The High Court has ordered a full hearing of a judicial review challenge to the “bedroom tax” and its impact on survivors of domestic violence living in “sanctuary” homes.
His Honour Judge Anthony Thornton QC granted permission to proceed with the judicial review claim on Tuesday.
Secretary of state for work & pensions Iain Duncan Smith had argued the claim should be dismissed.
The claim is being brought by a woman, ‘A’, who has been raped, assaulted, harassed and stalked by an ex-partner, and who lives in a specially adapted Sanctuary Scheme home with her 11-year-old son.
She argues the housing benefit regulations behind the government’s under-occupation penalty are discriminatory and will have devastating consequences for her and her son.
The policy, which came into effect in April 2013, reduces housing benefit by 14% for working-age tenants with one extra bedroom, and by 25% for those with two or more spare bedrooms.
‘A’ and her son live in a three-bedroom property but are entitled to receive housing benefit for a two-bedroom property.
Police have specially adapted their home with features such as a “panic space”, reinforced doors and alarms linked to the police station. A Sanctuary Scheme enables households at risk of violence to remain safely in their own home by installing a “sanctuary room” in the property and providing support.
The legal team for ‘A’ argues the secretary of state has failed to take into account the disproportionate impact of the bedroom tax on survivors of domestic violence, and particularly those in Sanctuary Scheme homes.
Rebekah Carrier, the solicitor acting for ‘A,’ said in a statement that the changes to housing benefit were having “a catastrophic impact” on vulnerable people.
“Our client’s life is at risk and she is terrified,” she said. “She lives in a property which has been specially adapted by the police, at great expense, to protect her and her child.

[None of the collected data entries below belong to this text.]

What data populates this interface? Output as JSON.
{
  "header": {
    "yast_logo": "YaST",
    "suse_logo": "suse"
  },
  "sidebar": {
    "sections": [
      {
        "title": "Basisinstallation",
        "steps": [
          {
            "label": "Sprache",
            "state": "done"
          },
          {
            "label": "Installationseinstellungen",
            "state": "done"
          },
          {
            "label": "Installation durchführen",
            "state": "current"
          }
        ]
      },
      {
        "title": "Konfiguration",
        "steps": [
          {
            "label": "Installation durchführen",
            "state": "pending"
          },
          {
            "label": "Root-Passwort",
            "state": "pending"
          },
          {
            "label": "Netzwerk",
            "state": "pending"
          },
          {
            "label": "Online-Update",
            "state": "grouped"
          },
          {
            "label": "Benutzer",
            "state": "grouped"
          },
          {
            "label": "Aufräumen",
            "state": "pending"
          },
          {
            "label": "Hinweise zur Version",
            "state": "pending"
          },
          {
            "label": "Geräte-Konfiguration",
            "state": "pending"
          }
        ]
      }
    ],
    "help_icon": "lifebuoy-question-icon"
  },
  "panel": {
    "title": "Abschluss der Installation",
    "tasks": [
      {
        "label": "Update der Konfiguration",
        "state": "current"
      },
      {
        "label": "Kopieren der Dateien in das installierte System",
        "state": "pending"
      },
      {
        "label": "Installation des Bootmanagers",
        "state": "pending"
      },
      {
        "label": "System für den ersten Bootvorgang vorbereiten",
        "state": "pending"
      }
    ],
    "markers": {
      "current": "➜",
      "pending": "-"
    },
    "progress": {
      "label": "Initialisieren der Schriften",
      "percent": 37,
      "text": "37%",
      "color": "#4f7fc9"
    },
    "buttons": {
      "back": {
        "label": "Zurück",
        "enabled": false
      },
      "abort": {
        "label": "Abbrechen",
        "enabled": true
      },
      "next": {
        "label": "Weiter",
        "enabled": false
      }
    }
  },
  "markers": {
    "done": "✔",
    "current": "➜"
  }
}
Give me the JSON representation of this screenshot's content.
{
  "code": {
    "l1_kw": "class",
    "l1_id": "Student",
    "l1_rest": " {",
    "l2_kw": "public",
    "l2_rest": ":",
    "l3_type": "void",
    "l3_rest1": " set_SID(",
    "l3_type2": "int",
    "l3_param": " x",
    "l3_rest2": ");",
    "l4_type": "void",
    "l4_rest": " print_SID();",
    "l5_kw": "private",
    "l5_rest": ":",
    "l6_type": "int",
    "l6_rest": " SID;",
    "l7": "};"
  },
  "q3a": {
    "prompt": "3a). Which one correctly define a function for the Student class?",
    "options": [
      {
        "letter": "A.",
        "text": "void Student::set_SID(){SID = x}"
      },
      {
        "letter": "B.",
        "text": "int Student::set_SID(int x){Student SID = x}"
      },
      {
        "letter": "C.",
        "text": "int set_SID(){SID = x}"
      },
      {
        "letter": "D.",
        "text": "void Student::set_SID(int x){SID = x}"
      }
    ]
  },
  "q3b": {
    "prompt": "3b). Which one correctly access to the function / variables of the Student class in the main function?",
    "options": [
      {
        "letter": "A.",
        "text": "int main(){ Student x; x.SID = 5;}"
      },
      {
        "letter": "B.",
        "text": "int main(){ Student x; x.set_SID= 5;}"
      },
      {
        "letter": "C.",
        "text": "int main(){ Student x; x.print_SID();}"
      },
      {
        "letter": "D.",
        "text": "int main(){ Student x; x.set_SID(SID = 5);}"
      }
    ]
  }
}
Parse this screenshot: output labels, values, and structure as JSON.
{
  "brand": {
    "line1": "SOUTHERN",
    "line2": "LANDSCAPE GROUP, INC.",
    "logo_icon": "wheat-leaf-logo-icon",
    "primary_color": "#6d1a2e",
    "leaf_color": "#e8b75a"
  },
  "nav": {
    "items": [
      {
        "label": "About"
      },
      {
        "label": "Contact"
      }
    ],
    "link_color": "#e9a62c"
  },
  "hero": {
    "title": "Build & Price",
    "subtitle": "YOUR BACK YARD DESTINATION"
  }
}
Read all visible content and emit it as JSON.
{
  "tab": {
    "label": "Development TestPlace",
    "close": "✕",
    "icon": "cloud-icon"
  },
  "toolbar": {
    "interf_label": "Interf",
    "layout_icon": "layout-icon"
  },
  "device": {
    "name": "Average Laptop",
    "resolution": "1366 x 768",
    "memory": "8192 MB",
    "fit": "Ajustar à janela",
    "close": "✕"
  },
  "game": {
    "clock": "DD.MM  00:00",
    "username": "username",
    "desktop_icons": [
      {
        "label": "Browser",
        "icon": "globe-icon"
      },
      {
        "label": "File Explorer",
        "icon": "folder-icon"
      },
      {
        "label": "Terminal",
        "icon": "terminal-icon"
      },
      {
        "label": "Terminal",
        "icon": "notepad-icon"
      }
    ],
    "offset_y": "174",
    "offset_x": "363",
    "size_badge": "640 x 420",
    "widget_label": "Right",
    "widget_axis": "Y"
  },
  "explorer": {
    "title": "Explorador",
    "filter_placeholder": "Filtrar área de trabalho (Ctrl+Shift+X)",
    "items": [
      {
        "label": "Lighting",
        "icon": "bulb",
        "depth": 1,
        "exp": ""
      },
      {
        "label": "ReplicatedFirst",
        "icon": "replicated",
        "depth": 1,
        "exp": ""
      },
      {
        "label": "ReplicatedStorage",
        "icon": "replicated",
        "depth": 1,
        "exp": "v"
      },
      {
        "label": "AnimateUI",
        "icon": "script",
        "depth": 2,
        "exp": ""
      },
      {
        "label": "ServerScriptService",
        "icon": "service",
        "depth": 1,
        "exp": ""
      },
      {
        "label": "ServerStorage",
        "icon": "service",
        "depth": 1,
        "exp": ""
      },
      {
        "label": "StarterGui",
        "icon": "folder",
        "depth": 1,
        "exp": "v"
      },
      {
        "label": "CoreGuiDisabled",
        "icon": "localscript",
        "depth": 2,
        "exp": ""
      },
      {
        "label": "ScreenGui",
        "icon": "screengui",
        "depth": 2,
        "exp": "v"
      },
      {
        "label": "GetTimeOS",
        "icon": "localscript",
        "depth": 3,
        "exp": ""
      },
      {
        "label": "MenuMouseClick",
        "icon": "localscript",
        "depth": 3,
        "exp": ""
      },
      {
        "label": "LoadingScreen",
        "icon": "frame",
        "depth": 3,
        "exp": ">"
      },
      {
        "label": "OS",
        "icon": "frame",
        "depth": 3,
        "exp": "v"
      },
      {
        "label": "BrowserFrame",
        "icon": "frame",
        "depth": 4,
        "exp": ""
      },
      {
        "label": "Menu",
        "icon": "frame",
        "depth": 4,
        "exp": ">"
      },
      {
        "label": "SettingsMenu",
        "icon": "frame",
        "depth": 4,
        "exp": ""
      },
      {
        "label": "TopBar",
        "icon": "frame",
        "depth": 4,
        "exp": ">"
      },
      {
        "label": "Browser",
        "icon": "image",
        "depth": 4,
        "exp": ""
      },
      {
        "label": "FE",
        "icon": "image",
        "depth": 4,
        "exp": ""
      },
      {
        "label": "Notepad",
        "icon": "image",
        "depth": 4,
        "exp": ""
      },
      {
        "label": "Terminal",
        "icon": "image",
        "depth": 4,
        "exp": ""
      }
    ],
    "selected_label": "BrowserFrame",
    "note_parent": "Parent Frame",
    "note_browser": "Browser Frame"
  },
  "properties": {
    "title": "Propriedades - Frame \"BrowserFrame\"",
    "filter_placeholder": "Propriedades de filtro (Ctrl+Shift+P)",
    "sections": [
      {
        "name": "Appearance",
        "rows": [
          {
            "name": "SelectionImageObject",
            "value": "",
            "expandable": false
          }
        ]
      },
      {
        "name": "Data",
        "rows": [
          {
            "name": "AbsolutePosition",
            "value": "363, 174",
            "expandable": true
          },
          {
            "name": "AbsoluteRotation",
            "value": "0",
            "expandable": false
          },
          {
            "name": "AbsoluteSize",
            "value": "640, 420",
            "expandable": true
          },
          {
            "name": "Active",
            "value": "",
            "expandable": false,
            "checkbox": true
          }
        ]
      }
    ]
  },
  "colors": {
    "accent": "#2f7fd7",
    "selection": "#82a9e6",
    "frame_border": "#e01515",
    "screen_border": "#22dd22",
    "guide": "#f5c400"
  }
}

“It is ridiculous that she is now being told she must move to another property where she will not have any of these protections, or else take in a lodger.
“She is a vulnerable single parent who has been a victim of rape and assault. The secretary of state cannot seriously suggest that it is appropriate for her to take a stranger into her home.”
The domestic violence charity Women’s Aid is supporting the claim.
A DWP spokesman said: “We are confident that we have met our legal duties with this policy. The courts have twice ruled in our favour that we have fulfilled our equality duties and discretionary housing payments provide the right level of support.
“We have made £345m discretionary housing payments available to councils since the reforms were introduced to help vulnerable families.
“The removal of the spare room subsidy is a fair and necessary reform. It gives families in overcrowded accommodation more opportunity to find appropriately sized property which will help bring the ballooning housing benefit bill under control.”